Will Estonia joining the EU influence relations with Russia?
This should liven up trade between Estonia and Russia. Becoming the EU’s border state and knowing Russia so well, Estonia might become a good connecting link between EU and Russia. Cross-border cooperation is an important issue between the relations of two countries. Considering this, we already have established good connections with St. Petersburg and the Pskov region.
Russia is Estonia’s 10th biggest export partner, with a 2.8 percent share in total exports and the fifth import partner with 8.1 percent. How might this change in the future?
Regarding exports to Russia we’re in a bad situation. We have a 5.4 billion kroon ($303 million) trade deficit with Russia. Our exports to Russia in 2001 were 6 billion kroons and imports were 11 billion kroons. These figures are regrettably small. But there is nothing Estonian producers can do about it. Since 1995 Russia has imposed double customs tariffs on Estonian products, which makes it very difficult for Estonian producers to enter the Russian market.
When will Russia abolish the double tariffs?
Imposing them was their sovereign decision. Russia can unilaterally abolish them, because it has unilaterally enforced it. It depends a lot on the general political atmosphere. They will most likely be abolished when Russia becomes a member of the World Trade Organization.
What’s the business climate like in Russia today?
The business climate has improved in the last few years, but it’s still uncertain. Several large international companies have come here lately. The bigger the company the more secure it feels itself here.
One of the biggest problems is that Russia has yet not carried out banking reform. There are many commercial banks the survival of which is difficult to estimate. The situation is similar to what we had in Estonia at the beginning of the 1990s, when some banks merged and others went into bankruptcy.
The situation is improving and Russia itself wants foreign companies to come. The climate is advantageous also because income tax is very low. It’s 13 percent. The time to experiment and start a business here will come in the near future.
The Organization for Security and Cooperation in Europe closed its missions in Latvia and Estonia at the end of December, a sign it is satisfied that the rights of the Russian minority are being protected.

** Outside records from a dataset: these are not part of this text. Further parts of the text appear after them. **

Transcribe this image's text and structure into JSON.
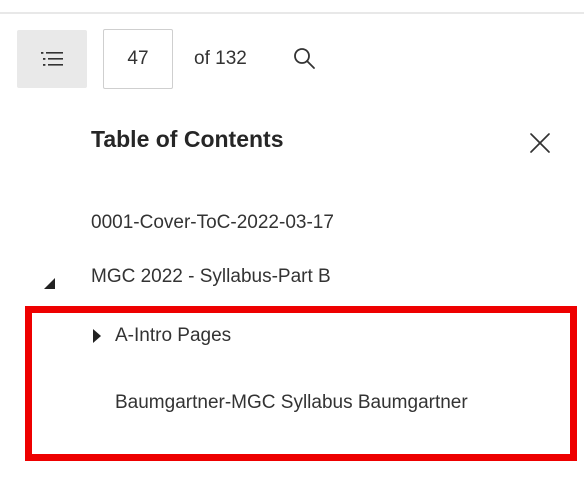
{
  "toolbar": {
    "toc_toggle_icon": "list-icon",
    "page_number": "47",
    "page_total_label": "of 132",
    "search_icon": "search-icon"
  },
  "toc": {
    "title": "Table of Contents",
    "close_icon": "close-icon",
    "items": [
      {
        "label": "0001-Cover-ToC-2022-03-17"
      },
      {
        "label": "MGC 2022 - Syllabus-Part B",
        "expanded": true
      },
      {
        "label": "A-Intro Pages",
        "expanded": false
      },
      {
        "label": "Baumgartner-MGC Syllabus Baumgartner"
      }
    ]
  },
  "colors": {
    "highlight": "#ee0000",
    "toggle_bg": "#e9e9e9"
  }
}
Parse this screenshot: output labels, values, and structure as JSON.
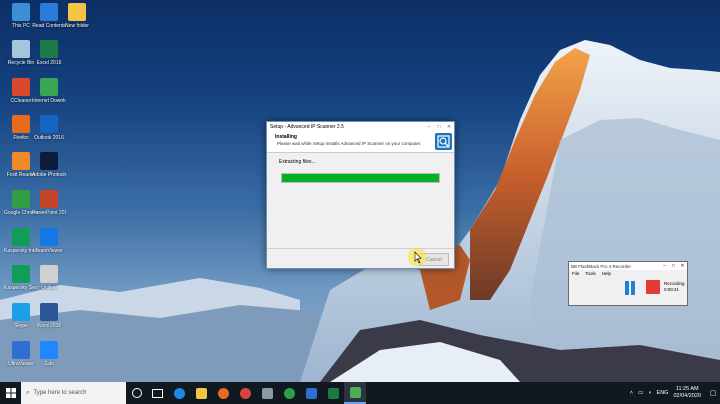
{
  "desktop_icons": [
    {
      "label": "This PC",
      "icon": "monitor-icon",
      "color": "#3a8fd6"
    },
    {
      "label": "Read Contents",
      "icon": "ie-icon",
      "color": "#2b7bd9"
    },
    {
      "label": "New folder",
      "icon": "folder-icon",
      "color": "#f4c542"
    },
    {
      "label": "Recycle Bin",
      "icon": "recycle-bin-icon",
      "color": "#a7c4dd"
    },
    {
      "label": "Excel 2016",
      "icon": "excel-icon",
      "color": "#1e7a45"
    },
    {
      "label": "CCleaner",
      "icon": "ccleaner-icon",
      "color": "#d8492f"
    },
    {
      "label": "Internet Downlo...",
      "icon": "idm-icon",
      "color": "#3aa655"
    },
    {
      "label": "Firefox",
      "icon": "firefox-icon",
      "color": "#e66b1f"
    },
    {
      "label": "Outlook 2016",
      "icon": "outlook-icon",
      "color": "#1565c0"
    },
    {
      "label": "Foxit Reader",
      "icon": "foxit-icon",
      "color": "#f0892a"
    },
    {
      "label": "Adobe Photosho...",
      "icon": "photoshop-icon",
      "color": "#0f1b3a"
    },
    {
      "label": "Google Chrome",
      "icon": "chrome-icon",
      "color": "#2f9e44"
    },
    {
      "label": "PowerPoint 2016",
      "icon": "powerpoint-icon",
      "color": "#c4452a"
    },
    {
      "label": "Kaspersky Internet...",
      "icon": "kaspersky-icon",
      "color": "#0f9d58"
    },
    {
      "label": "TeamViewer",
      "icon": "teamviewer-icon",
      "color": "#1677e6"
    },
    {
      "label": "Kaspersky Secure Co...",
      "icon": "kaspersky-secure-icon",
      "color": "#0f9d58"
    },
    {
      "label": "Unikey",
      "icon": "unikey-icon",
      "color": "#d0d0d0"
    },
    {
      "label": "Skype",
      "icon": "skype-icon",
      "color": "#1aa0e8"
    },
    {
      "label": "Word 2016",
      "icon": "word-icon",
      "color": "#2b5797"
    },
    {
      "label": "UltraViewer",
      "icon": "ultraviewer-icon",
      "color": "#2f6fd1"
    },
    {
      "label": "Zalo",
      "icon": "zalo-icon",
      "color": "#1f87ff"
    }
  ],
  "setup_window": {
    "title": "Setup - Advanced IP Scanner 2.5",
    "minimize": "–",
    "maximize": "□",
    "close": "✕",
    "heading": "Installing",
    "subheading": "Please wait while Setup installs Advanced IP Scanner on your computer.",
    "status": "Extracting files...",
    "progress": 1.0,
    "cancel_label": "Cancel"
  },
  "recorder_window": {
    "title": "BB FlashBack Pro 4 Recorder",
    "menu": [
      "File",
      "Tools",
      "Help"
    ],
    "status_label": "Recording",
    "elapsed": "0:00:41",
    "minimize": "–",
    "maximize": "□",
    "close": "✕"
  },
  "taskbar": {
    "search_placeholder": "Type here to search",
    "language": "ENG",
    "time": "11:25 AM",
    "date": "02/04/2020"
  }
}
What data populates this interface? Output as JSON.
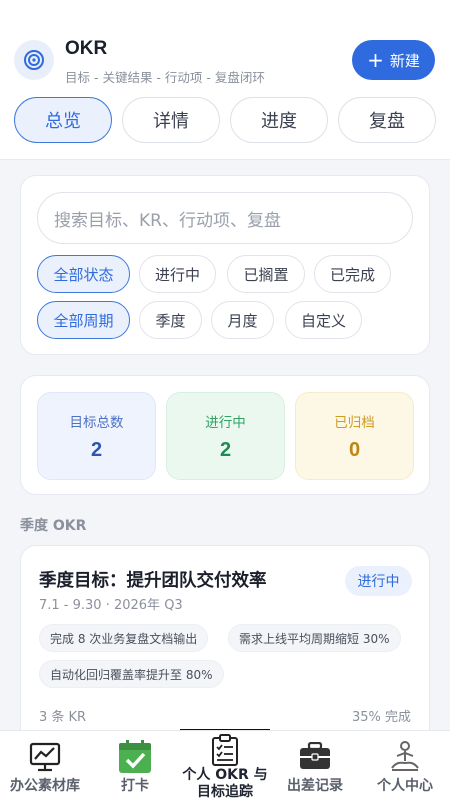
{
  "header": {
    "title": "OKR",
    "subtitle": "目标 - 关键结果 - 行动项 - 复盘闭环",
    "new_button": "新建",
    "new_button_plus": "+"
  },
  "tabs": [
    {
      "label": "总览",
      "active": true
    },
    {
      "label": "详情",
      "active": false
    },
    {
      "label": "进度",
      "active": false
    },
    {
      "label": "复盘",
      "active": false
    }
  ],
  "filters": {
    "search_placeholder": "搜索目标、KR、行动项、复盘",
    "status": [
      "全部状态",
      "进行中",
      "已搁置",
      "已完成"
    ],
    "period": [
      "全部周期",
      "季度",
      "月度",
      "自定义"
    ]
  },
  "stats": {
    "total": {
      "label": "目标总数",
      "value": "2"
    },
    "in_progress": {
      "label": "进行中",
      "value": "2"
    },
    "archived": {
      "label": "已归档",
      "value": "0"
    }
  },
  "section_title": "季度 OKR",
  "okr": {
    "title": "季度目标：提升团队交付效率",
    "status": "进行中",
    "period": "7.1 - 9.30 · 2026年 Q3",
    "krs": [
      "完成 8 次业务复盘文档输出",
      "需求上线平均周期缩短 30%",
      "自动化回归覆盖率提升至 80%"
    ],
    "kr_count": "3 条 KR",
    "progress_text": "35% 完成",
    "progress": 0.35
  },
  "nav": [
    {
      "label": "办公素材库",
      "icon": "chart-monitor-icon"
    },
    {
      "label": "打卡",
      "icon": "check-calendar-icon"
    },
    {
      "label": "个人 OKR 与目标追踪",
      "icon": "clipboard-list-icon",
      "active": true
    },
    {
      "label": "出差记录",
      "icon": "briefcase-icon"
    },
    {
      "label": "个人中心",
      "icon": "meditation-person-icon"
    }
  ],
  "colors": {
    "accent": "#2f6bdf",
    "green": "#1f8a52",
    "yellow": "#c08412",
    "progress": "#f0a023"
  }
}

When will Russia be satisfied with the minority situation in Estonia?
Russian diplomats have told me they regret the OSCE left Estonia and Latvia. They think there are still problems we should solve under international supervision. This has something to do with active lobbying by some non-citizens in Estonia, who have not overcome the relics of the past and believe that Russian should become the state’s second official language.
The new government is reviewing the question of maintaining Russian schools. Time will tell whether the demand for a Russian secondary school education remains. The Council of Europe, the OSCE and the United Nations are of the opinion that the human rights of non-Estonians are guaranteed and correspond to international standards. Russia’s disagreement is just a different opinion.